Scher has been on the board of the Capital Area Food Bank since it opened its doors almost 33 years ago, and his labor of love has extended to being part of the organizing committee for the food bank’s biggest fundraiser of the year, the Blue Jeans Ball.
The committee is made up of about a dozen professionals – lawyers, communications experts, architects and a wide variety of others – who donate their time, expertise and contacts to help the CAFB widen its circle in the community by hold a fun, inclusive tasting event.
“If you’re into food, it’s a great event. This is a restaurant town. I mean, this isn’t Provost, Utah — it’s D.C.! We love food here,” jokes Scher.
The head of Michael Dunn Associates Architects sat as chairman of the Blue Jeans Ball committee for three years, and cites working with the diverse crowd in the food bank community as what gives him most satisfaction.
“Such a variety of people, and no matter their creed, race or sexual orientation, we all have one objective.
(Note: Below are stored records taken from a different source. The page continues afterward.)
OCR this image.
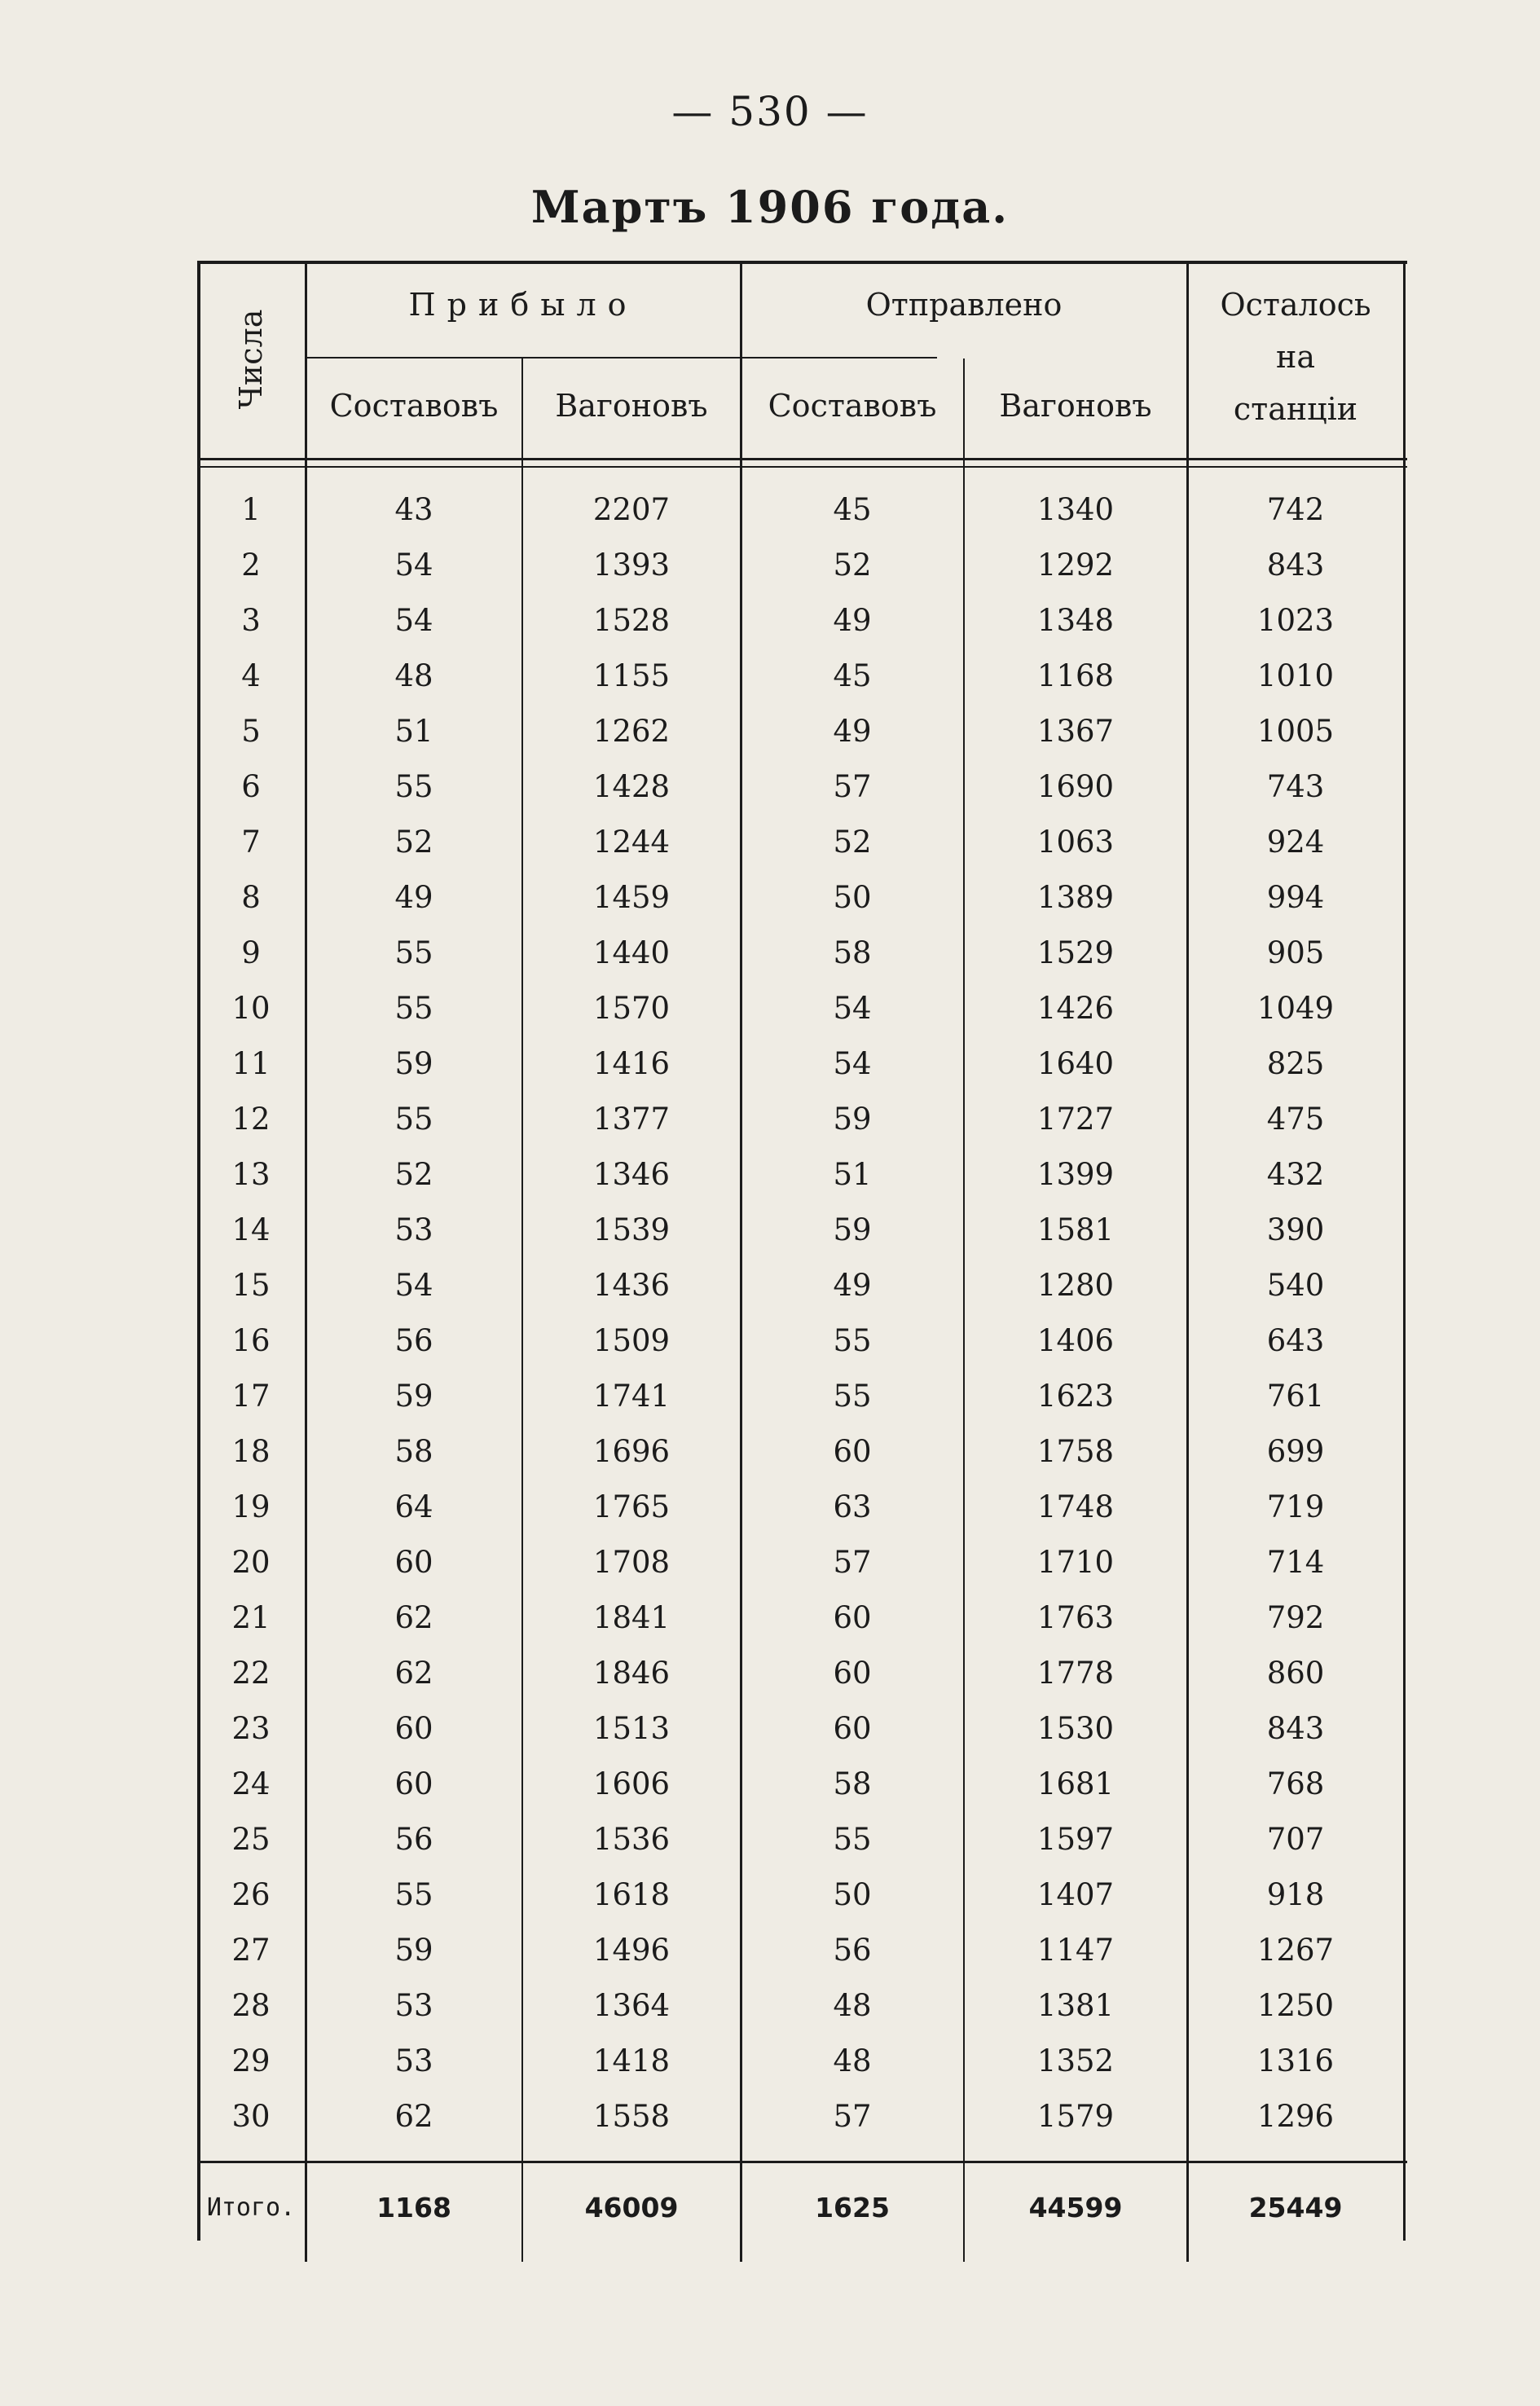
— 530 —
Мартъ 1906 года.
Числа
Прибыло	Отправлено	Осталось
на
станціи
Составовъ	Вагоновъ	Составовъ	Вагоновъ
1	43	2207	45	1340	742
2	54	1393	52	1292	843
3	54	1528	49	1348	1023
4	48	1155	45	1168	1010
5	51	1262	49	1367	1005
6	55	1428	57	1690	743
7	52	1244	52	1063	924
8	49	1459	50	1389	994
9	55	1440	58	1529	905
10	55	1570	54	1426	1049
11	59	1416	54	1640	825
12	55	1377	59	1727	475
13	52	1346	51	1399	432
14	53	1539	59	1581	390
15	54	1436	49	1280	540
16	56	1509	55	1406	643
17	59	1741	55	1623	761
18	58	1696	60	1758	699
19	64	1765	63	1748	719
20	60	1708	57	1710	714
21	62	1841	60	1763	792
22	62	1846	60	1778	860
23	60	1513	60	1530	843
24	60	1606	58	1681	768
25	56	1536	55	1597	707
26	55	1618	50	1407	918
27	59	1496	56	1147	1267
28	53	1364	48	1381	1250
29	53	1418	48	1352	1316
30	62	1558	57	1579	1296
Итого.	1168	46009	1625	44599	25449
Working to fight poverty is a wonderfully educational moment, no matter how you look at it,” Dunn beams.
Dunn has been on the organizing committee for six years, sharing his insights, wisdom and expertise.
“I was inspired by Lynn Brantley. She is the closest thing to a saint I have ever seen.”
For over 32 years, Brantley was the visionary leader of the Capital Area Food Bank. Her warmth and devotion was palpable to anyone who worked with her. She retired as President and CEO in December 2012.
The committee gets together every few weeks in the months leading up to the March 24 event. PR consultant Adam Shapiro is inspired by the outpouring of generosity of the supporters, and the sad reality that there is still a strong need to help the hungry in the DC area.
“When I go in to a restaurant that supports the Blue Jeans Ball — any time of year — I thank them for helping the less fortunate,” says Shapiro. “With the staff they provide, and the food, under relatively hectic off-site conditions, they really deserve a huge thank you.”
He knows the funds raised at the tasting event are well managed by the Capital Area Food Bank, but finds it heartbreaking to know that in one of the richest countries in the world, so many are still hungry.
“I am bothered by the economic disparity in our community, and the truth is, our community has one of the widest disparities in any area of the country,” Shapiro says.
Shapiro has been volunteering his time on the fundraising committee since 2005.
“It’s a fun group of people. Ideas are appreciated just as much as the time or monetary donations when we sit around the table and come up with ideas on how to make the event bigger and better,” he says.